Renal ultrasonography is a good radiological modality to demonstrate the presence of fused ectopia. The sonographic examination usually reveals absence of kidney in contralateral renal fossa or pelvis and fused kidneys on the ipsilateral side (with an anterior or posterior notch and different orientations of collecting systems). [8] IVP reveals the absence of kidney on the contralateral side and also gives the information regarding the origin, course and insertion of the ureters. However, IVP may not definitely confirm the fusion of kidneys. Computed tomography (CT) allows accurate diagnosis, provides good orientation about the anatomy of the kidneys and help in deciding the surgical approach. Renal scintigrahy can also give information about the functioning of the kidneys. [1],[9]

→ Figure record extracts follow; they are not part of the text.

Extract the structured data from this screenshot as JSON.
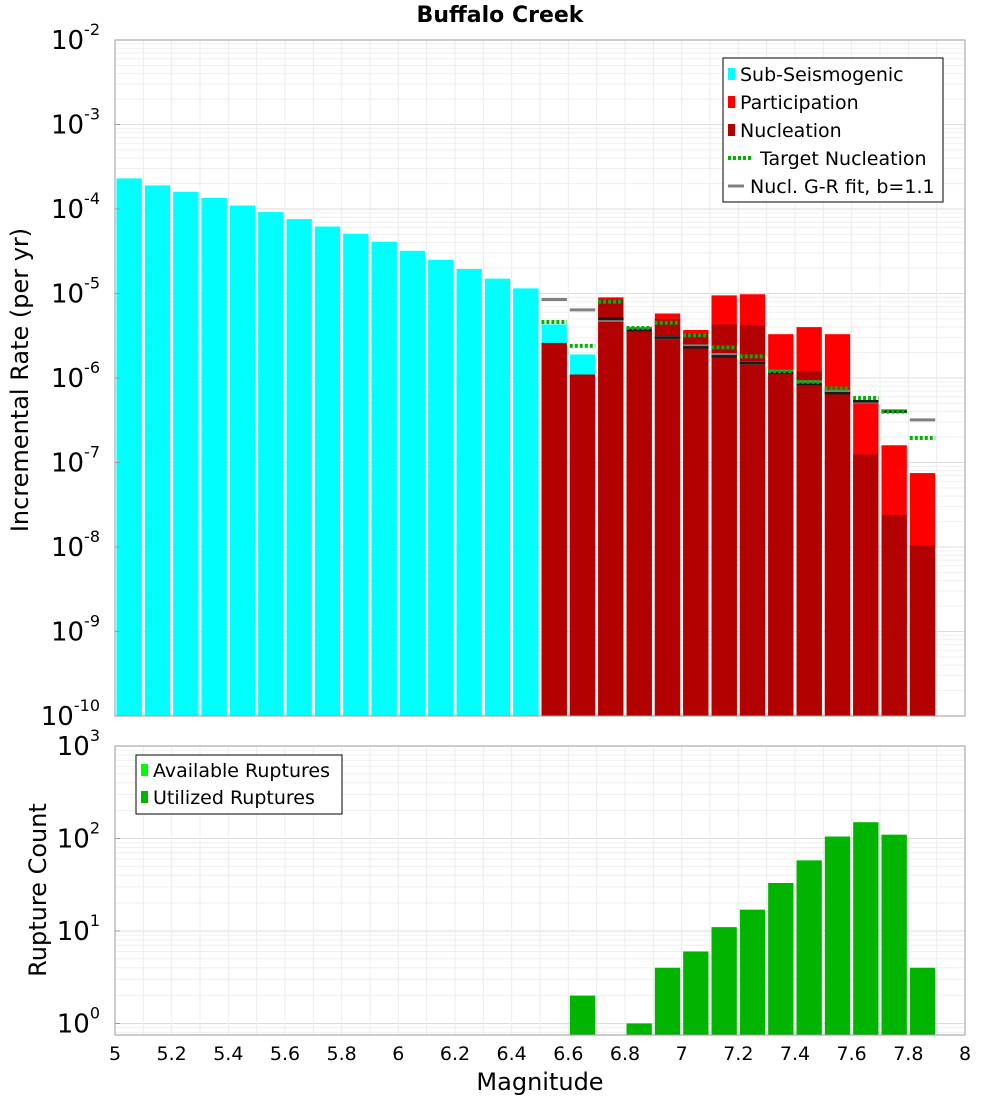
{
  "chart_data": [
    {
      "type": "bar",
      "title": "Buffalo Creek",
      "ylabel": "Incremental Rate (per yr)",
      "yscale": "log",
      "ylim": [
        1e-10,
        0.01
      ],
      "xlim": [
        5,
        8
      ],
      "ytick_exponents": [
        -10,
        -9,
        -8,
        -7,
        -6,
        -5,
        -4,
        -3,
        -2
      ],
      "legend_position": "top-right",
      "legend": [
        {
          "label": "Sub-Seismogenic",
          "key": "sub",
          "style": "bar"
        },
        {
          "label": "Participation",
          "key": "part",
          "style": "bar"
        },
        {
          "label": "Nucleation",
          "key": "nucl",
          "style": "bar"
        },
        {
          "label": "Target Nucleation",
          "key": "target",
          "style": "dotted"
        },
        {
          "label": "Nucl. G-R fit, b=1.1",
          "key": "gr",
          "style": "line"
        }
      ],
      "colors": {
        "sub": "#00ffff",
        "part": "#ff0000",
        "nucl": "#b30000",
        "target": "#00b400",
        "gr": "#808080",
        "nucl_line": "#1a1a1a"
      },
      "bin_width": 0.1,
      "series": [
        {
          "name": "Sub-Seismogenic",
          "key": "sub",
          "x": [
            5.05,
            5.15,
            5.25,
            5.35,
            5.45,
            5.55,
            5.65,
            5.75,
            5.85,
            5.95,
            6.05,
            6.15,
            6.25,
            6.35,
            6.45,
            6.55,
            6.65
          ],
          "values": [
            0.00023,
            0.00019,
            0.00016,
            0.000135,
            0.00011,
            9.2e-05,
            7.6e-05,
            6.2e-05,
            5.1e-05,
            4.1e-05,
            3.2e-05,
            2.5e-05,
            1.95e-05,
            1.5e-05,
            1.15e-05,
            4.3e-06,
            1.9e-06
          ]
        },
        {
          "name": "Participation",
          "key": "part",
          "x": [
            6.55,
            6.65,
            6.75,
            6.85,
            6.95,
            7.05,
            7.15,
            7.25,
            7.35,
            7.45,
            7.55,
            7.65,
            7.75,
            7.85
          ],
          "values": [
            2.6e-06,
            1.1e-06,
            9e-06,
            4e-06,
            5.8e-06,
            3.7e-06,
            9.5e-06,
            9.8e-06,
            3.3e-06,
            4e-06,
            3.3e-06,
            5.5e-07,
            1.6e-07,
            7.5e-08
          ]
        },
        {
          "name": "Nucleation",
          "key": "nucl",
          "x": [
            6.55,
            6.65,
            6.75,
            6.85,
            6.95,
            7.05,
            7.15,
            7.25,
            7.35,
            7.45,
            7.55,
            7.65,
            7.75,
            7.85
          ],
          "values": [
            2.6e-06,
            1.1e-06,
            8.5e-06,
            3.9e-06,
            5e-06,
            3.4e-06,
            4.3e-06,
            4.2e-06,
            1.25e-06,
            1.2e-06,
            7.5e-07,
            1.25e-07,
            2.4e-08,
            1.05e-08
          ]
        },
        {
          "name": "Target Nucleation",
          "key": "target",
          "x": [
            6.55,
            6.65,
            6.75,
            6.85,
            6.95,
            7.05,
            7.15,
            7.25,
            7.35,
            7.45,
            7.55,
            7.65,
            7.75,
            7.85
          ],
          "values": [
            4.6e-06,
            2.4e-06,
            8e-06,
            3.9e-06,
            4.5e-06,
            3.2e-06,
            2.3e-06,
            1.8e-06,
            1.2e-06,
            9e-07,
            7.5e-07,
            5.8e-07,
            4e-07,
            1.95e-07
          ]
        },
        {
          "name": "Nucl. G-R fit, b=1.1",
          "key": "gr",
          "x": [
            6.55,
            6.65,
            6.75,
            6.85,
            6.95,
            7.05,
            7.15,
            7.25,
            7.35,
            7.45,
            7.55,
            7.65,
            7.75,
            7.85
          ],
          "values": [
            8.5e-06,
            6.4e-06,
            4.8e-06,
            3.8e-06,
            3e-06,
            2.4e-06,
            1.9e-06,
            1.5e-06,
            1.2e-06,
            9e-07,
            7e-07,
            5.2e-07,
            4.1e-07,
            3.2e-07
          ]
        }
      ],
      "nucleation_markers": {
        "x": [
          6.75,
          6.85,
          6.95,
          7.05,
          7.15,
          7.25,
          7.35,
          7.45,
          7.55,
          7.65,
          7.75
        ],
        "values": [
          5e-06,
          3.7e-06,
          3e-06,
          2.3e-06,
          1.8e-06,
          1.5e-06,
          1.15e-06,
          8.5e-07,
          6.6e-07,
          5.3e-07,
          4e-07
        ]
      }
    },
    {
      "type": "bar",
      "xlabel": "Magnitude",
      "ylabel": "Rupture Count",
      "yscale": "log",
      "ylim": [
        0.75,
        1000
      ],
      "xlim": [
        5,
        8
      ],
      "ytick_exponents": [
        0,
        1,
        2,
        3
      ],
      "xticks": [
        "5",
        "5.2",
        "5.4",
        "5.6",
        "5.8",
        "6",
        "6.2",
        "6.4",
        "6.6",
        "6.8",
        "7",
        "7.2",
        "7.4",
        "7.6",
        "7.8",
        "8"
      ],
      "legend_position": "top-left",
      "legend": [
        {
          "label": "Available Ruptures",
          "key": "avail"
        },
        {
          "label": "Utilized Ruptures",
          "key": "util"
        }
      ],
      "colors": {
        "avail": "#00ff00",
        "util": "#00b400"
      },
      "bin_width": 0.1,
      "series": [
        {
          "name": "Utilized Ruptures",
          "key": "util",
          "x": [
            6.65,
            6.85,
            6.95,
            7.05,
            7.15,
            7.25,
            7.35,
            7.45,
            7.55,
            7.65,
            7.75,
            7.85
          ],
          "values": [
            2,
            1,
            4,
            6,
            11,
            17,
            33,
            58,
            105,
            150,
            110,
            4
          ]
        }
      ]
    }
  ]
}
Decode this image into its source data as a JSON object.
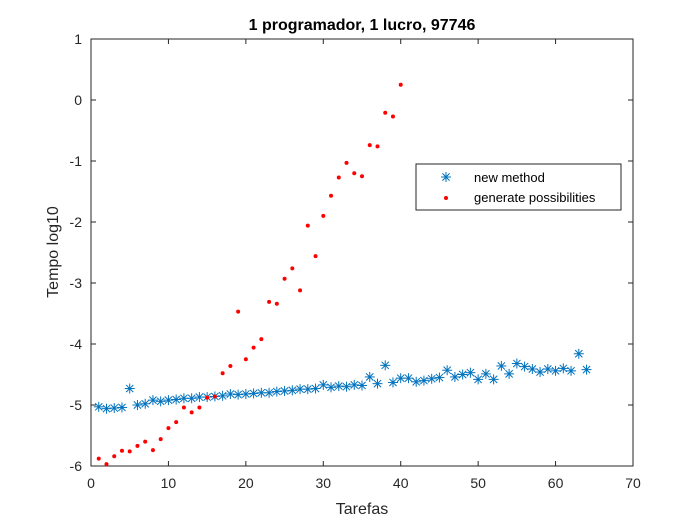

Renal cell carcinoma, transitional cell carcinoma and Wilm's tumor have been reported in crossed fused renal ectopia, which were managed by resection of the involved renal unit. [10],[11],[12] Renal angiography or CT angiography is essential in these cases to provide key information about the renal vasculature, which is essential for planning the surgical dissection and line of separation between the kidneys. [10]

The embryological basis of crossed renal ectopia has not been clearly established. The formation of kidneys depends on the presence of both the ureteric bud and the metanephric blastema. The ureteric bud arises from the lower portion of the Wulffian duct and the metanephric blastema is a mesoderm tissue. Both these tissues migrate toward each other and merge to form the kidney and the urinary tract. It is suggested that overbending and rotation of the caudal end of the embryo prevents the ureteric bud from merging with the ipsilateral metanephric blastema and it turns toward the more-closer contralateral side. The migrated and the normally placed ureteric bud induces the metanephric blastema twice to form two kidneys on one side. [13],[14] However, this explanation does not hold true in the present case as there was only one ureter that was draining both the kidneys. This case raises a question on the above theory and an embryological basis for crossed fused renal ectopia needs to be re-evaluated.